Der libysche Staat hatte Megrahi 1999 nach Grossbritannien ausgeliefert und den Familien der Opfer eine Entschädigung in Milliardenhöhe ausbezahlt. Allerdings hat das Gaddafi-Regime nie die Schuld am Anschlag eingestanden, und Kritiker stellen die offizielle Version schon lange in Frage. Recherchen der BBC geben ihnen nun neue Nahrung. Demnach gibt es Zweifel an einem zentralen Beweisstück der Anklage, einem angeblichen Fragment des beim Attentat verwendeten Zeitzünders.

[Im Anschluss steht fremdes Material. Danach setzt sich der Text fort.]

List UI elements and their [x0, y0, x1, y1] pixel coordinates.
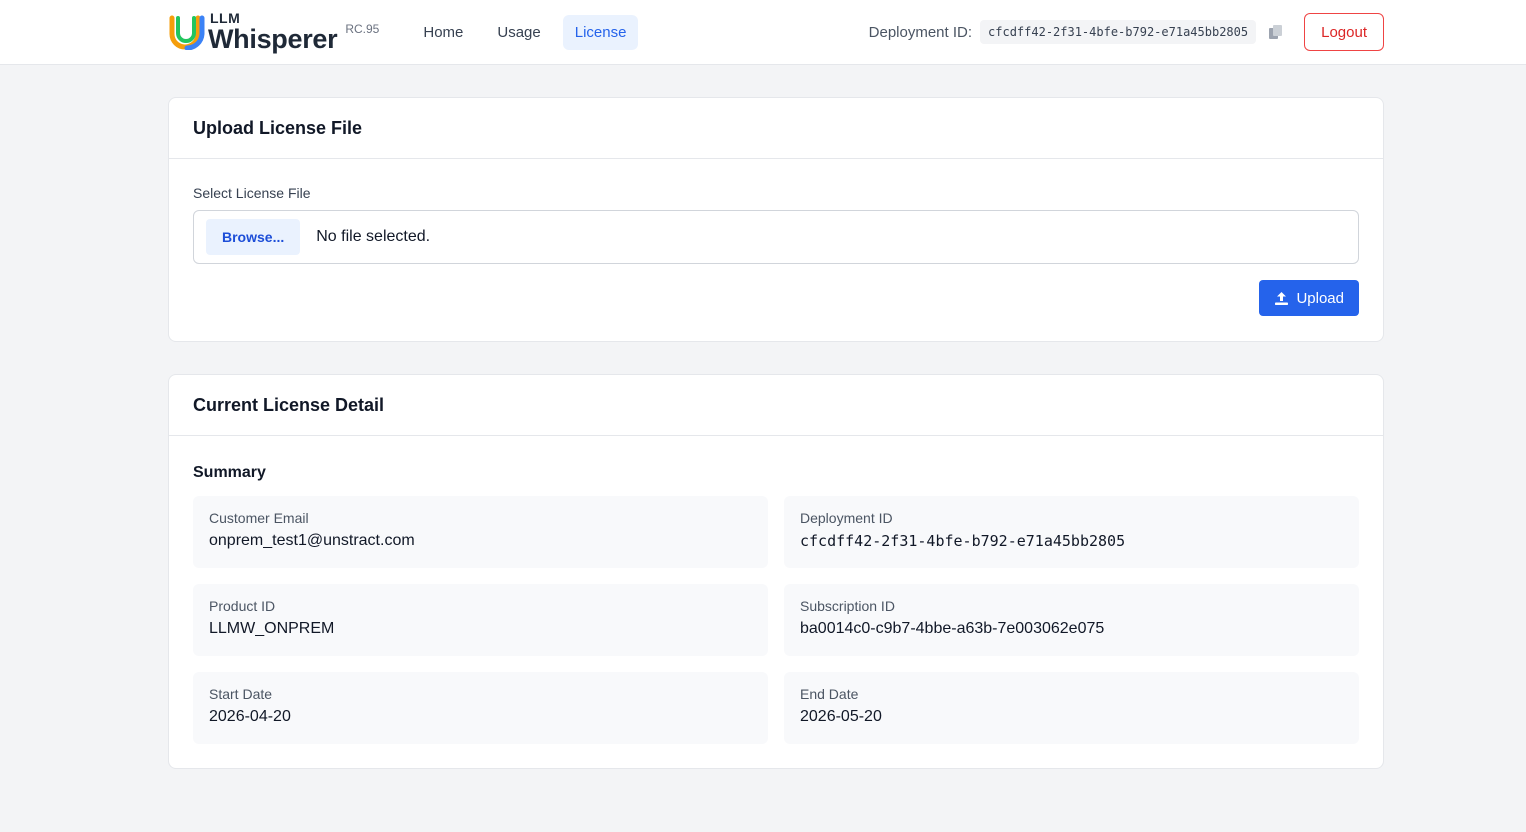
subscription-id-tile: Subscription ID ba0014c0-c9b7-4bbe-a63b-…	[784, 584, 1359, 656]
deployment-id-label: Deployment ID:	[868, 23, 973, 41]
select-license-file-label: Select License File	[193, 185, 311, 201]
end-date-value: 2026-05-20	[800, 708, 882, 725]
customer-email-label: Customer Email	[209, 510, 309, 526]
subscription-id-value: ba0014c0-c9b7-4bbe-a63b-7e003062e075	[800, 620, 1105, 637]
subscription-id-label: Subscription ID	[800, 598, 895, 614]
customer-email-value: onprem_test1@unstract.com	[209, 532, 415, 549]
logo-name-text: Whisperer	[208, 24, 338, 54]
start-date-value: 2026-04-20	[209, 708, 291, 725]
license-summary-grid: Customer Email onprem_test1@unstract.com…	[193, 496, 1359, 744]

Es wurde in Überresten eines Koffers gefunden, zusammen mit in Malta hergestellten Kleidern. Die Ermittler konnten sie bis zum Geschäft zurückverfolgen, in dem sie gekauft worden waren. Der Inhaber identifizierte Megrahi als Käufer, allerdings erst nachdem er sein Bild in einem Magazin gesehen hatte. Laut BBC wurden am Fragment niemals chemische Analysen oder ähnliche Tests vorgenommen, die seine Verwendung beim Anschlag nachgewiesen hätten.

Zeitzünder vollständig zerstört

Der britische Sprengstoffexperte John Wyatt führte ausserdem 20 Tests durch mit Kofferbomben, die exakt nach den Erkenntnissen der Lockerbie-Ermittler rekonstruiert worden waren. Das Ergebnis war eindeutig: Bei jedem der Tests wurde der Zeitzünder vollständig zerstört. «Es ist ziemlich erstaunlich und höchst unwahrscheinlich, dass man ein solches Fragment finden würde, besonders bei einer Explosion in 3000 Meter Höhe, deren Überreste über hunderte Meilen verstreut werden», sagte Wyatt der BBC.